The Simply Good Foods Company
The Simply Good Foods Company may not be a household name in the CPG industry, but its portfolio is on pace to cross $1 billion in sales in 2021. The publicly-traded company is the owner of two active nutrition CPG brands: Atkins Nutritionals and Quest Nutrition. Atkins Nutritionals offers packaged foods designed around the nutrition principles of the popular Atkins Diet, selling in categories such as nutritional bars, ready-to-drink shakes, confections and frozen food. Quest Nutrition sells in those same categories to different customer segments, but its portfolio also includes a line of salty snacks. As large CPG companies look to follow the growing shift from conventional to functional value propositions in packaged foods, it would be rational for them to look at an M&A target like The Simply Good Foods Company. On the other hand, The Simply Good Foods Company has held strong that it is building the “better for you” CPG portfolio of the future. The company’s strengthening balance sheet and historical M&A activity could actually point to it being a buyer and not a seller in 2021. If this happens, I’d expect it to target a sizable plant-based active nutrition brand such as Vega, which Danone is currently trying to sell.
Daily Harvest
Daily Harvest is positioned within several growing consumer trends that could be attractive for M&A transactions. First, it provides pre-portioned, superfood-based, nutrient-rich meals and snacks, which could be interesting for CPG companies looking to grow their capabilities in personalized nutrition or influence in the food as medicine movement. Second, Daily Harvest focuses on plant-based foods, which could be valuable for CPG companies reinventing their primarily animal-based portfolios in hopes of appealing to more flexitarians. Third, it provides convenient one-step recipes, which will regain importance as consumer mobility strengthens post-pandemic. Finally, the company employs a direct-to-consumer subscription-based model, and those capabilities have grown in importance within the CPG industry in recent years.
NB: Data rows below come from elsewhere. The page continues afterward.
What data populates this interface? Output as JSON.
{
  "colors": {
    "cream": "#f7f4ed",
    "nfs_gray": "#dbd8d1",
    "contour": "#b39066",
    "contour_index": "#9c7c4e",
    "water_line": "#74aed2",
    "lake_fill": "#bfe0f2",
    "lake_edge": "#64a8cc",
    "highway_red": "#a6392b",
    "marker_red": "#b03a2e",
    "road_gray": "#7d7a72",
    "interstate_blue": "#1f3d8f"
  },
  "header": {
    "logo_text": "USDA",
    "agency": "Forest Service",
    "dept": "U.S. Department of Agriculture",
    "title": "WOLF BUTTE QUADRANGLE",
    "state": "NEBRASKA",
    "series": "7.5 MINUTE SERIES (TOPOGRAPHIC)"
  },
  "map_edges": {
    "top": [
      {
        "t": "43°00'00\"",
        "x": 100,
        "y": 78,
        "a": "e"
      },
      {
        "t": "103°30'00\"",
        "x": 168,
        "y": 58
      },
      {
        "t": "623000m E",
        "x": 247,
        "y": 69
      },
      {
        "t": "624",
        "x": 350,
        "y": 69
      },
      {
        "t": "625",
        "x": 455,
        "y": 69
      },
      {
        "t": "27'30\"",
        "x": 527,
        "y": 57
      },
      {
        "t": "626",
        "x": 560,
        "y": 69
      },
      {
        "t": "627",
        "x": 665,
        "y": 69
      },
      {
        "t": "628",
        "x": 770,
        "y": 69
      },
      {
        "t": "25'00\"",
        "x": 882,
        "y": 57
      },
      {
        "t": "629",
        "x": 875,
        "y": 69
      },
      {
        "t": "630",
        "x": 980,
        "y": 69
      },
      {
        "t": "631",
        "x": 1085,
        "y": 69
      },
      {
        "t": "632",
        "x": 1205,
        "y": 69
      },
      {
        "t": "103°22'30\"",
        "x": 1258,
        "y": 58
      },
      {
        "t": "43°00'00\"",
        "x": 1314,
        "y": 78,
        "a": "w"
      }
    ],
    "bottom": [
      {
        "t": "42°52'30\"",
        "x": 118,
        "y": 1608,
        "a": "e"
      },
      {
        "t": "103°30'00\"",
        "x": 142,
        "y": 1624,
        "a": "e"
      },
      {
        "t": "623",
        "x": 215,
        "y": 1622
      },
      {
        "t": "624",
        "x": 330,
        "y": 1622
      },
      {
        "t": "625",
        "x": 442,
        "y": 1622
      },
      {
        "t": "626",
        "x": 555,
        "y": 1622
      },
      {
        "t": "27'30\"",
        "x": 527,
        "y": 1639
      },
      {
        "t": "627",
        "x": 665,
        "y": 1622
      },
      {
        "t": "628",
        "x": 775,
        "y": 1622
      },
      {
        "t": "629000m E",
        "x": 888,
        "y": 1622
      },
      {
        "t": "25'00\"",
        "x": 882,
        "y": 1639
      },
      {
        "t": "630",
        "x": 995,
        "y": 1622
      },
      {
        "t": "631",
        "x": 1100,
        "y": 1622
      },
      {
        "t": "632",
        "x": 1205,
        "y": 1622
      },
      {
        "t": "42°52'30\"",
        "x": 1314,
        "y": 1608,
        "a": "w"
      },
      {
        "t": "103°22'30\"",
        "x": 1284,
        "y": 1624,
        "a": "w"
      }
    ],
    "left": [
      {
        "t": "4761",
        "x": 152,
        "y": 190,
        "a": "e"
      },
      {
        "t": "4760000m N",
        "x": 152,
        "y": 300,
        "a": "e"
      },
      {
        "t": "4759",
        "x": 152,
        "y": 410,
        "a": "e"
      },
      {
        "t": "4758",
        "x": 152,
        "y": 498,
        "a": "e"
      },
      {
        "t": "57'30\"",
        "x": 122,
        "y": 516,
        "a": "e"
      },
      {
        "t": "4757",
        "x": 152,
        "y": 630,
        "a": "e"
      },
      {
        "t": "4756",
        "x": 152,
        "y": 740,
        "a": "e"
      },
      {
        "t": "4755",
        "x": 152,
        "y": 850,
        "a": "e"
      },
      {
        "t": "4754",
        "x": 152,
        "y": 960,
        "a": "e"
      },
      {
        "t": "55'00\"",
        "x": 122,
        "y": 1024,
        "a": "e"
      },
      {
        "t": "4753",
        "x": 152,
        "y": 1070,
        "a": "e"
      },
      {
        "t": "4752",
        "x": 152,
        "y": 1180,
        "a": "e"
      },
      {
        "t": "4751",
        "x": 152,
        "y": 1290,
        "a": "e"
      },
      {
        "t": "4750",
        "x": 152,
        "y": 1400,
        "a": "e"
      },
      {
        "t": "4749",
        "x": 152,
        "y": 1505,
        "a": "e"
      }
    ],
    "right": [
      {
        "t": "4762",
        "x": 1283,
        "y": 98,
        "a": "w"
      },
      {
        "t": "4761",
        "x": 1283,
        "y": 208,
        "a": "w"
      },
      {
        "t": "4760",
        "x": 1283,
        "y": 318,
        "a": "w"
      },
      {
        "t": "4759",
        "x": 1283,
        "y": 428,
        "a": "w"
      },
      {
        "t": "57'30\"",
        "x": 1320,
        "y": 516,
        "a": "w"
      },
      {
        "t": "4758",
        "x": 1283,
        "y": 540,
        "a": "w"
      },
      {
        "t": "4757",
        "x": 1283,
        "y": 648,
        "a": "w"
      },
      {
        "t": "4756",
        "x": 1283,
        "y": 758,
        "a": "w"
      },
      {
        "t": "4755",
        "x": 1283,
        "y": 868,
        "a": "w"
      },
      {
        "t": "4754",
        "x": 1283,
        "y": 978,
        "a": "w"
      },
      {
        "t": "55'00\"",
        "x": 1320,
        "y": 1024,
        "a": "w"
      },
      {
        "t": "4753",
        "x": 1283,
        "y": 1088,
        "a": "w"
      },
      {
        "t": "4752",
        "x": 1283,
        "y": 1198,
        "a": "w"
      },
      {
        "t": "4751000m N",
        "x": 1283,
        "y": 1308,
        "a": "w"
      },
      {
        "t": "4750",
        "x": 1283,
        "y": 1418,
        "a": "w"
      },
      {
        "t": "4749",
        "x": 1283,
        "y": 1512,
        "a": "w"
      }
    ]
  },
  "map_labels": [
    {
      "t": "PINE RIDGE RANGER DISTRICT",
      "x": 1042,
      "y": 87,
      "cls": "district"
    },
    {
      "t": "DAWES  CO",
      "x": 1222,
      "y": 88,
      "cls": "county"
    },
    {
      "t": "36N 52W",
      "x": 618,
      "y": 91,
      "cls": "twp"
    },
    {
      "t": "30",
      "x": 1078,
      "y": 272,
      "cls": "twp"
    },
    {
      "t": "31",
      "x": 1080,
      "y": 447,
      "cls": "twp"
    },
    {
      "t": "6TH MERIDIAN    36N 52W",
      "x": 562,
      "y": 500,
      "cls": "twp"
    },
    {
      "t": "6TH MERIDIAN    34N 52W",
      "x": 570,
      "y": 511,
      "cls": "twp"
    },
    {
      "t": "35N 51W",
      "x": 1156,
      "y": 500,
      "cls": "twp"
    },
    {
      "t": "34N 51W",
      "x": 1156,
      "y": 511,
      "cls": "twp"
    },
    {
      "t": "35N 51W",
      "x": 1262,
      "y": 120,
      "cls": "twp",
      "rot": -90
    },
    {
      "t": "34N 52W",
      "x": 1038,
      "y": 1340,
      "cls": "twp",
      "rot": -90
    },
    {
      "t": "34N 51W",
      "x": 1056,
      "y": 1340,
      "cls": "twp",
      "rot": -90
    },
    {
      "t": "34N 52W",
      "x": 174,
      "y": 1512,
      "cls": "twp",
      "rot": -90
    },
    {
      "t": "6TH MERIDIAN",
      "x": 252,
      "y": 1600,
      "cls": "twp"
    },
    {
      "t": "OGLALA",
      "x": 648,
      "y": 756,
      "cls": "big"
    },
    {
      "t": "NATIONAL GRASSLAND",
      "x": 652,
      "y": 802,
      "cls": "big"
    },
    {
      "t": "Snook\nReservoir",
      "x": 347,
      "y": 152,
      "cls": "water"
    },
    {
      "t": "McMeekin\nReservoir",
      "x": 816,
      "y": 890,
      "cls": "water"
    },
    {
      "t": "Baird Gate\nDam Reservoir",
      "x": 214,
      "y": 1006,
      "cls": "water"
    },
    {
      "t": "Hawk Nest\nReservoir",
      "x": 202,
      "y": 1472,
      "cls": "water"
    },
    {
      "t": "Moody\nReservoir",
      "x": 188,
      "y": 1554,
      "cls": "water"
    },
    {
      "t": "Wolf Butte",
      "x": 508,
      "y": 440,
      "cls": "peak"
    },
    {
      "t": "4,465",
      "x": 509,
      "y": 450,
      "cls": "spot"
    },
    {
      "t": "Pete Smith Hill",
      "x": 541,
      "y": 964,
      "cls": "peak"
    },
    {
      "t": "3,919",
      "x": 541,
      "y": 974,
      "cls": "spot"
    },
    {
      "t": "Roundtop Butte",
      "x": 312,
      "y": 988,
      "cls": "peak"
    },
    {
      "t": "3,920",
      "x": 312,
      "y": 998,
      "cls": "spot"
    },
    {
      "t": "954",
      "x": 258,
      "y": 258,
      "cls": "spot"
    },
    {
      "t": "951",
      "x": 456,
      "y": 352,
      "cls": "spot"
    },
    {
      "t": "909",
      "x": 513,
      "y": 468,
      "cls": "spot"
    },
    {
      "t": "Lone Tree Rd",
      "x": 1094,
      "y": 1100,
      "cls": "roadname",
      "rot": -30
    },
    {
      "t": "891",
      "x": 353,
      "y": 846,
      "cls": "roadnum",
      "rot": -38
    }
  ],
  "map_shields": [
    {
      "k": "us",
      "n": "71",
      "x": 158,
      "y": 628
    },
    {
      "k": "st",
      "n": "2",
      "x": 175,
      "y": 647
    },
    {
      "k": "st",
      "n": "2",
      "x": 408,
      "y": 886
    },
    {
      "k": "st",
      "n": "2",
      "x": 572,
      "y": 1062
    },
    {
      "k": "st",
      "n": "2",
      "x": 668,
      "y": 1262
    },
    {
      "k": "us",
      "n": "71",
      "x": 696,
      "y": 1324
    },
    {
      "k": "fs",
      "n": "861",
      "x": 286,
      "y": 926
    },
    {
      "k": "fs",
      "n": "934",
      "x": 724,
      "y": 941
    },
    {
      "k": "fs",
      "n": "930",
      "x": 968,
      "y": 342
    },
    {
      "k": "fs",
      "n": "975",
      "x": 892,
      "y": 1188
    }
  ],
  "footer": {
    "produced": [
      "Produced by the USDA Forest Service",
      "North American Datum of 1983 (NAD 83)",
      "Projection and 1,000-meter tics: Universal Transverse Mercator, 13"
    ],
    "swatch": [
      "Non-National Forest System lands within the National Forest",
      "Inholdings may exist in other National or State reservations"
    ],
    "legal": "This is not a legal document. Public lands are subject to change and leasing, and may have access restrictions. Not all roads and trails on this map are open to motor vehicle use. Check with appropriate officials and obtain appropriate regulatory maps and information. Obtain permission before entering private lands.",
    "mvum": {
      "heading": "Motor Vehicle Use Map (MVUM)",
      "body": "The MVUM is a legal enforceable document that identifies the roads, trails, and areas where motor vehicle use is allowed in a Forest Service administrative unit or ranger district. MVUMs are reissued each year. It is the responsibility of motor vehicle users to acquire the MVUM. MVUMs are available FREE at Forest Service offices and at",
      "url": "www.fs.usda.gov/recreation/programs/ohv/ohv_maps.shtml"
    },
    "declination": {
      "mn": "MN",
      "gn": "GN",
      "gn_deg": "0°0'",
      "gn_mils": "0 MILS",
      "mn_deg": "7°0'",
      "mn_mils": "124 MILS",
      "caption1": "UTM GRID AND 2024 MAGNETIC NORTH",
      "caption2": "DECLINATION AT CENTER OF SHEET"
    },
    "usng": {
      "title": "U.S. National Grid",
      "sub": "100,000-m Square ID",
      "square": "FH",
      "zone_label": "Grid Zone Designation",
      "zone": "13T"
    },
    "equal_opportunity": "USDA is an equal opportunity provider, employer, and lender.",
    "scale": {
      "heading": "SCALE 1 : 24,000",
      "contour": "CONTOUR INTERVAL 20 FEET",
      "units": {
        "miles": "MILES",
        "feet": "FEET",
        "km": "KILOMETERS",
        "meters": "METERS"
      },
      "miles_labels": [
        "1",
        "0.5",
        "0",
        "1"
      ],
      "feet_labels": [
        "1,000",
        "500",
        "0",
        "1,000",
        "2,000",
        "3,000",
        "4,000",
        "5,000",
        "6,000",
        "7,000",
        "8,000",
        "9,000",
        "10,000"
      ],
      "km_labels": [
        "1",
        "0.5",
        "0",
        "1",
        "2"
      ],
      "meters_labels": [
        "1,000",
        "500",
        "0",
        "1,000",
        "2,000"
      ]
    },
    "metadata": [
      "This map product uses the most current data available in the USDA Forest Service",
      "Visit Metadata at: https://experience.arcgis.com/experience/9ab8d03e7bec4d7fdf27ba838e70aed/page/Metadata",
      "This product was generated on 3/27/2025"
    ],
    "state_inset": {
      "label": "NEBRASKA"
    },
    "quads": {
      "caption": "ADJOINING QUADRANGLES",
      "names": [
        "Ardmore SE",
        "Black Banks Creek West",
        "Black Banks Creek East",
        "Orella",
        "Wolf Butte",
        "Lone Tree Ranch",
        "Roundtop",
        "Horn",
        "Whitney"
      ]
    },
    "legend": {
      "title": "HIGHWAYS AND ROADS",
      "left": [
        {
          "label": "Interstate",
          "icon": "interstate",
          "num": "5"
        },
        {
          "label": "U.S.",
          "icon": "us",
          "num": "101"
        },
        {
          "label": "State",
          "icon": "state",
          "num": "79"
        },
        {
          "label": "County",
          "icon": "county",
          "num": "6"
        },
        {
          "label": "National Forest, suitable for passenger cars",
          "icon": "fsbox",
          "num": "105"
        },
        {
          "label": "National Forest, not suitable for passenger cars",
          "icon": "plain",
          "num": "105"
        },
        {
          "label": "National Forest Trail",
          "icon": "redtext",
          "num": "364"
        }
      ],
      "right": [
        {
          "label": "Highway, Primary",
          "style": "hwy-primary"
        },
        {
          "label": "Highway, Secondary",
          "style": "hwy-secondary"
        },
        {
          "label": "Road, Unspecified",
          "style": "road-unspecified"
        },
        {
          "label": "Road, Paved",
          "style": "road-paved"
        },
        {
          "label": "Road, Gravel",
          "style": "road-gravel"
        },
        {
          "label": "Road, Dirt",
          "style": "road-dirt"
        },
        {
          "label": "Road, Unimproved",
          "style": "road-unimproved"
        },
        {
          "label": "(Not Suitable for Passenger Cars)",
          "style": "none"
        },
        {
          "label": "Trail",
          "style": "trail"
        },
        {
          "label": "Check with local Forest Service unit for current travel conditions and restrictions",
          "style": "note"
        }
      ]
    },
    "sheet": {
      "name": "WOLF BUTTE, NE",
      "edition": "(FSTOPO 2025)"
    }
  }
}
With Daily Harvest being valued at close to $500 million and having loads of celebrity investors on its capitalization table, the company might jump on the M&A train by going public through a Special Purpose Acquisition Company, or SPAC.
Conclusion
Truth is, making a list of predictions regarding CPG mergers and acquisitions seems foolish. 2020 was no doubt a transformational year for CPG companies, but that adjective could just as easily be used to describe every year in recent history. The variables within the industry will unquestionably change in 2021, thus diminishing the strength of the above theses. Then again, what if the opposite happens? I guess the idea of being able to add “soothsayer” to my LinkedIn profile is just too enchanting of a prospect to pass up.